A director’s nightmare: Paul Newman’s unusual recurring habit of faking his own death on set

Some actors take themselves and their craft very seriously, and while nobody would ever claim that Paul Newman was ever anything less than 100% dedicated to his day job, he also developed a habit of causing mischief whenever he felt his directors needed to be taught a lesson.

Workplace pranks are a regular occurrence in Hollywood as Brad Pitt and George Clooney have spent decades proving to each other repeatedly, but they didn’t go quite as far as Newman, who was known to have faked his own death on at least three separate occasions.

Nine Academy Award nominations for acting and one win for Martin Scorsese’s The Color of Money indicates that Newman was among the best of his generation at convincing audiences he was somebody he was not. That talent for getting into character was also weaponised to strike fear into the hearts of filmmakers who became convinced their leading man had met an untimely end, which came close to causing a meltdown.

Newman taking out a full-page advertisement in print to encourage audiences not to watch his feature debut when The Silver Chalice was gearing up for its television premiere showed that he was never one to take himself too seriously, and becoming a renowned prankster was a logical progression from there.

When director George Roy Hill refused to take his script suggestions on board during the filming of Butch Cassidy and the Sundance Kid, Newman responded by sawing his desk in half. When he reunited with the filmmaker and co-star Robert Redford on The Sting, he upped the ante by having Hill’s brand new Chevy cut in two following a disagreement over the ending, even if he graciously bought him a replacement.

Those were more light-hearted hijinks, until Newman raised the stakes when they collaborated again by staging a fatal car accident when Slap Shot was in production. The actor climbed behind the wheel of a wrecked car, made sure word reached Hill, and then climbed out of the vehicle when the director arrived on the scene with a huge grin on his face.
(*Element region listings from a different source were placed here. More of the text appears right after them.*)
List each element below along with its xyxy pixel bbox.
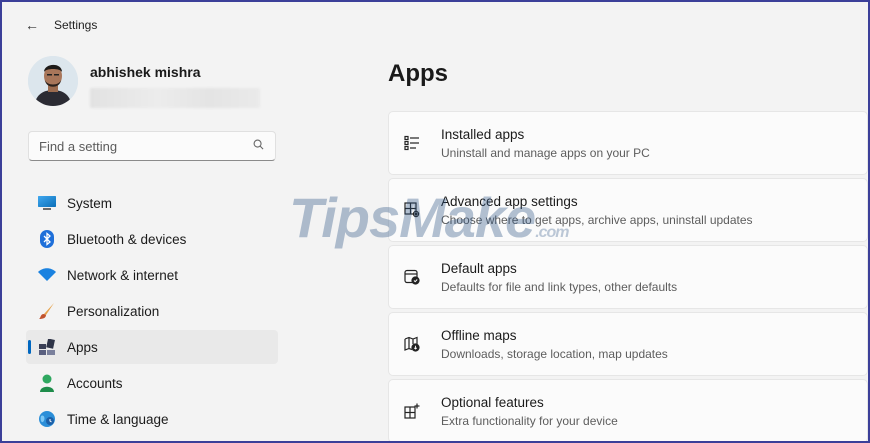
title-bar: ← Settings [2,2,868,48]
card-title: Default apps [441,260,517,276]
sidebar-item-network[interactable]: Network & internet [26,258,278,292]
settings-cards: Installed apps Uninstall and manage apps… [388,111,868,441]
globe-clock-icon [38,410,56,428]
sidebar-item-label: System [67,195,113,211]
bluetooth-icon [38,230,56,248]
user-email-redacted [90,88,260,108]
card-description: Extra functionality for your device [441,413,618,428]
optional-features-icon [403,402,421,420]
card-title: Installed apps [441,126,525,142]
user-name: abhishek mishra [90,64,201,80]
sidebar-item-accounts[interactable]: Accounts [26,366,278,400]
card-offline-maps[interactable]: Offline maps Downloads, storage location… [388,312,868,376]
window-title: Settings [54,18,98,32]
card-default-apps[interactable]: Default apps Defaults for file and link … [388,245,868,309]
search-box[interactable] [28,131,276,161]
list-icon [403,134,421,152]
search-input[interactable] [29,137,247,155]
default-apps-icon [403,268,421,286]
sidebar-item-label: Bluetooth & devices [67,231,187,247]
sidebar-item-label: Time & language [67,411,169,427]
sidebar-item-system[interactable]: System [26,186,278,220]
card-description: Downloads, storage location, map updates [441,346,668,361]
search-icon[interactable] [247,139,269,153]
brush-icon [38,302,56,320]
sidebar-item-label: Personalization [67,303,160,319]
sidebar: abhishek mishra System Bluetooth & de [2,48,292,441]
card-description: Choose where to get apps, archive apps, … [441,212,753,227]
card-title: Optional features [441,394,544,410]
card-title: Advanced app settings [441,193,578,209]
person-icon [38,374,56,392]
sidebar-item-time-language[interactable]: Time & language [26,402,278,436]
back-button[interactable]: ← [14,10,50,40]
sidebar-item-label: Accounts [67,375,123,391]
card-description: Uninstall and manage apps on your PC [441,145,650,160]
system-icon [38,194,56,212]
sidebar-item-apps[interactable]: Apps [26,330,278,364]
map-icon [403,335,421,353]
card-optional-features[interactable]: Optional features Extra functionality fo… [388,379,868,441]
sidebar-item-label: Apps [67,339,98,355]
profile[interactable]: abhishek mishra [28,56,260,108]
card-advanced-app-settings[interactable]: Advanced app settings Choose where to ge… [388,178,868,242]
avatar [28,56,78,106]
card-installed-apps[interactable]: Installed apps Uninstall and manage apps… [388,111,868,175]
app-settings-icon [403,201,421,219]
sidebar-item-bluetooth[interactable]: Bluetooth & devices [26,222,278,256]
card-title: Offline maps [441,327,517,343]
wifi-icon [38,266,56,284]
sidebar-item-personalization[interactable]: Personalization [26,294,278,328]
apps-icon [38,338,56,356]
sidebar-item-label: Network & internet [67,267,179,283]
page-title: Apps [388,60,448,87]
active-indicator [28,340,31,354]
settings-window: ← Settings abhishek mishra Find a settin… [0,0,870,443]
arrow-left-icon: ← [25,17,39,33]
sidebar-nav: System Bluetooth & devices Network & int… [26,186,278,438]
card-description: Defaults for file and link types, other … [441,279,678,294]
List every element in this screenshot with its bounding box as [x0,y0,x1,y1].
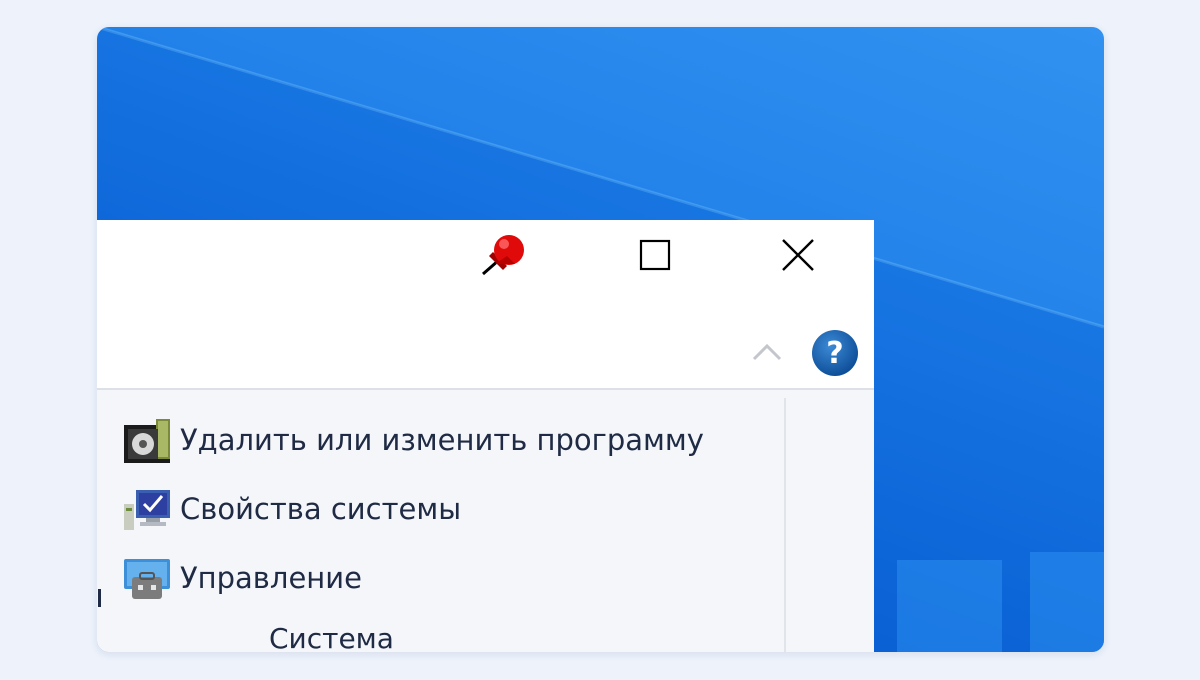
uninstall-program-link[interactable]: Удалить или изменить программу [122,412,704,468]
help-icon: ? [812,330,858,376]
computer-management-link[interactable]: Управление [122,550,362,606]
help-button[interactable]: ? [810,328,860,378]
maximize-icon [639,239,671,271]
svg-text:?: ? [826,336,843,371]
maximize-button[interactable] [625,230,685,280]
item-label: Удалить или изменить программу [180,423,704,457]
red-pushpin-icon[interactable] [479,228,531,280]
tasks-pane: Удалить или изменить программу Свойства … [97,390,874,652]
computer-management-icon [124,559,170,599]
section-label: Система [269,622,394,652]
chevron-up-icon [752,343,782,361]
item-label: Свойства системы [180,492,462,526]
close-button[interactable] [768,230,828,280]
system-properties-link[interactable]: Свойства системы [122,481,461,537]
item-label: Управление [180,561,362,595]
close-icon [782,239,814,271]
uninstall-program-icon [124,419,170,463]
system-properties-icon [124,490,170,530]
clipped-text-fragment [98,589,101,607]
ribbon-collapse-button[interactable] [749,334,785,370]
title-bar [97,220,874,315]
pane-separator [784,398,786,652]
screenshot-frame: ? Удалить или изменить программу Свойств… [97,27,1104,652]
control-panel-window: ? Удалить или изменить программу Свойств… [97,220,874,652]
He even pulled the same trick twice on Otto Preminger and John Huston, almost a decade and a half apart, on the sets of Exodus and The Mackintosh Man, respectively. Weary at his ideas being cast aside and ignored, in both instances, Newman made sure the directors were close enough – but not too close – to see a dummy being dropped from a great height.

“In the case of Mackintosh Man, after Huston paid no intention to Paul’s lengthy list of script suggestions, with the cameras turning and Paul performing an active scene 60 feet above the ground, Paul hurled a lookalike dummy through a window that landed on the ground below with a thud, causing Huston to yell ‘Cut!’ and race to the scene,” close friend AE Hotchner shared in his memoirs.

In Exodus, the scene required Newman to fight on top of a balcony, where “a perfect lookalike dummy was adroitly substituted for Paul during the fight.” Once again, the inanimate object landed on the ground near the film’s director with an unsightly thud, with “Perminger so shaken he collapsed and required first aid.”

A little on the morbid side, but faking his own death eventually became Newman’s favoured method of getting one over on his directors. Understandably, nobody wanted to be responsible for killing one of the biggest stars in the business, even if the legendary star was happy to let Hill, Huston, and Perminger think they had.